Dilkashi (attraction), uns (infatuation), ishq (love), akidat (trust), ibadat (worship), junoon (madness) and maut (death) – these are the seven stages of love outlined by Khalujan, played by Naseeruddin Shah, in the 2014 Bollywood film Dedh Ishqiya.
Almost a year ago, Saksham Verma was watching the film again and while the two central characters – the other, Babban Hussain, was played by Arshad Warsi – on his television giggled about how most of these stages ended in sex, an idea was brewing in the artist’s head. He started re-watching films that had made an impression on him and picked a film that best corresponded to each of the seven stages listed in Dedh Ishqiya.

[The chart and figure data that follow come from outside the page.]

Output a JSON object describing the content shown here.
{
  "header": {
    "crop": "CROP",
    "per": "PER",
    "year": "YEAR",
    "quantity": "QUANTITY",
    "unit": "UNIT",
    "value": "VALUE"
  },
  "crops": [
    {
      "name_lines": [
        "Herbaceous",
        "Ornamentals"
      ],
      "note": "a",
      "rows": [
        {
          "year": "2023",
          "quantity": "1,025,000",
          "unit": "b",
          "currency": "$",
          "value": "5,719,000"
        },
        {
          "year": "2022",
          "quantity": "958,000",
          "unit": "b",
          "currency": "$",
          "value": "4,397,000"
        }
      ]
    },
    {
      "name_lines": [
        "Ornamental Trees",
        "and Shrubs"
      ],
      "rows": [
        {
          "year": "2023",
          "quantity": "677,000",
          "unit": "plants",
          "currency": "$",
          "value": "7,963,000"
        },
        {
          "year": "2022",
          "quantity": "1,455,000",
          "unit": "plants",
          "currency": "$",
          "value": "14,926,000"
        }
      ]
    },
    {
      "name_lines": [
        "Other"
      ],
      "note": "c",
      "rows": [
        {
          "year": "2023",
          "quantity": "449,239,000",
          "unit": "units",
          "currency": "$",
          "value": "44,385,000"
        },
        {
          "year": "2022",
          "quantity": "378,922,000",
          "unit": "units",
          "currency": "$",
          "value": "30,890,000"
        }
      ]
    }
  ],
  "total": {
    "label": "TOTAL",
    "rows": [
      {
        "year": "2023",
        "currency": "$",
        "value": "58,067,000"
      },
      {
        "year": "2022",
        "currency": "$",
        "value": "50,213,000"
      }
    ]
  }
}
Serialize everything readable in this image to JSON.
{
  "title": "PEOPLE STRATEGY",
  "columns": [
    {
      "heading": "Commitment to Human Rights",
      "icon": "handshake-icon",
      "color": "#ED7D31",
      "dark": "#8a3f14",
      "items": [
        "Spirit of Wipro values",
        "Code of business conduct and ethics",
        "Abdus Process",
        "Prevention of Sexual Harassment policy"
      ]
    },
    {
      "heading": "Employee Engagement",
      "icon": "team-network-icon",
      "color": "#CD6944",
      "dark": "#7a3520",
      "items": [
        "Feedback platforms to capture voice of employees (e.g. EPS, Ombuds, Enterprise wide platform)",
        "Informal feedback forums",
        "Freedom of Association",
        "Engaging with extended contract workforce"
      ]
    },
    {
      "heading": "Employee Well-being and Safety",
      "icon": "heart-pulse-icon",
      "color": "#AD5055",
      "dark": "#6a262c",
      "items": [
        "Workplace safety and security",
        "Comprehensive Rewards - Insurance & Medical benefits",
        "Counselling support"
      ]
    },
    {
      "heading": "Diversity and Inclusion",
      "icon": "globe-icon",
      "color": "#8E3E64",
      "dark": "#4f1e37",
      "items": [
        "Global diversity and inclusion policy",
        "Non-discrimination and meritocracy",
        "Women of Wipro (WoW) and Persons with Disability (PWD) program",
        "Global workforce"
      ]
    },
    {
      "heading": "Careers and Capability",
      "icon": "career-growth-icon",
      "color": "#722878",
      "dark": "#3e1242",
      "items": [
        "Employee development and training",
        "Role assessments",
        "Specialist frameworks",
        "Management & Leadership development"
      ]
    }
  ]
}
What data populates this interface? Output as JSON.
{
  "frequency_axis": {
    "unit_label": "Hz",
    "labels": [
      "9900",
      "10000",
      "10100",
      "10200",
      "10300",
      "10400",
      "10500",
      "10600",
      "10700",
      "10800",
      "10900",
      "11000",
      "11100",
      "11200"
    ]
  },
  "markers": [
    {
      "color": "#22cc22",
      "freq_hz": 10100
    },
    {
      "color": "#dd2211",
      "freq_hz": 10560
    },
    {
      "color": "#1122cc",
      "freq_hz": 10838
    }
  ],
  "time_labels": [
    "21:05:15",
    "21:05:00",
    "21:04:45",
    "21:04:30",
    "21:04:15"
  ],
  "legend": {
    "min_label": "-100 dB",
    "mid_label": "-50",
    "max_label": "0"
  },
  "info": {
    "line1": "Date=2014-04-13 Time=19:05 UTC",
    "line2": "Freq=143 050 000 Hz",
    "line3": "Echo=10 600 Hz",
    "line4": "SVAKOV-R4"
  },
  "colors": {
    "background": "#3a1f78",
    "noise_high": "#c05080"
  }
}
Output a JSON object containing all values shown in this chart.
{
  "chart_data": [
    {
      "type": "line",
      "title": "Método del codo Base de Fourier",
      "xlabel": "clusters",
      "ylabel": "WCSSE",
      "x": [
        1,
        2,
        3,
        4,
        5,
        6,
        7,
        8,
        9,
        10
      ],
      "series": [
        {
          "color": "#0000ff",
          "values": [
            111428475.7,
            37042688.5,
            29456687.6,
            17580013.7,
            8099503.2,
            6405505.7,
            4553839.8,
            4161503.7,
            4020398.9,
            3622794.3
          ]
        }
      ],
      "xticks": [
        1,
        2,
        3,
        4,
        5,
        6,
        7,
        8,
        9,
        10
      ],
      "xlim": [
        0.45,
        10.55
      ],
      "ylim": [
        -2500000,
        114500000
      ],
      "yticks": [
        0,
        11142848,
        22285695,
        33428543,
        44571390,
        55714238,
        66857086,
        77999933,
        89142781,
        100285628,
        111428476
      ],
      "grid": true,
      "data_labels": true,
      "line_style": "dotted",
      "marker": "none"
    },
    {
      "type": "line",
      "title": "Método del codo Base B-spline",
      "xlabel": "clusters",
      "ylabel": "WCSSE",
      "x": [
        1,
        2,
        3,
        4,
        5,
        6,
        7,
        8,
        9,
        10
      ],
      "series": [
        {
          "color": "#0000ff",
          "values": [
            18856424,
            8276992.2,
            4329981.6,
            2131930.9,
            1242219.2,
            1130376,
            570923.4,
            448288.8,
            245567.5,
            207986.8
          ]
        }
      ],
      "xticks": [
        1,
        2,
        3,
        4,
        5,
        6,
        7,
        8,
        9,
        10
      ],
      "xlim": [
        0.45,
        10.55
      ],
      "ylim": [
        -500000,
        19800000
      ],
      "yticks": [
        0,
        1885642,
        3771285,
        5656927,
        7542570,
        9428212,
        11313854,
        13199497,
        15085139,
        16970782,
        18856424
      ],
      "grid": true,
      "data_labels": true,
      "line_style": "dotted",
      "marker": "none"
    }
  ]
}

While the films chosen by him range from 1980s releases to recent ones, his artwork always reminds the viewer of vintage Bollywood poster art. The series is titled Stages of Love: A VHS Series and it evokes memories of old video cassettes, those beloved precursors of CDs. Posted on his Instagram page and Behance profile before Valentine’s Day, each work has been made to look like a cover of a VHS tape box, worn and dog-eared from prolonged use.
The films in Verma’s project include Jo Jeeta Wohi Sikandar for attraction, Kuch Kuch Hota Hai for infatuation, Maine Pyar Kiya for love, Barfi! for trust, Raanjhanaa for worship, Darr for madness and Lootera for death.
Each of Verma’s seven films is popular. Jo Jeeta Wohi Sikandar, the 1992 Aamir Khan-starrer, explored the dynamics of school crushes and young love. “Everyone considers this a sports film because the cycling race is the main plot point, but then the film had so many other layers about school kids experiencing attraction probably for the first time in their lives,” said Verma. “Aamir Khan’s character is in the middle of a love triangle and is going through several realisations of what it means to be in love and to trust.”
In his work based on Darr, a villainous Shah Rukh Khan bares his chest on which junoon is carved out in blood. In another, Salman Khan from Maine Pyar Kiya is shown having a loving phone conversation with the lady he is trying to woo.
Verma picked the 2013 film Barfi, a love story between a deaf and mute man and an autistic woman, for the fourth stage of love because of their quiet acceptance of each other. “In the movie, each can’t really tell the other that they trust them, but they follow and stick by each other no matter what, and that’s what trust is to me,” said Verma. “Everyone talks about how much they love another person, but the real deal is to show it in a meaningful way.”
The choice of VHS tape art too was deliberate. “That era, the 1980s and the 1990s, did not have the technology that is so linked to dating these days,” said Verma. “These days if I like someone, I can log on to Facebook and Instagram and instantly find out so much about them, but back then, they had to actually come out of their comfort zones and say things, make an effort and do things to pursue love. I wanted people to talk more about the small efforts real love takes.”
The budding contemporary artist and graphic designer is often inspired by popular culture and politics. In 2017, he drew a series of comic book covers, titled Love Charzer, which satirically portrayed Gurmeet Ram Rahim Singh, the leader of the religious group Dera Sacha Sauda, as a superhero.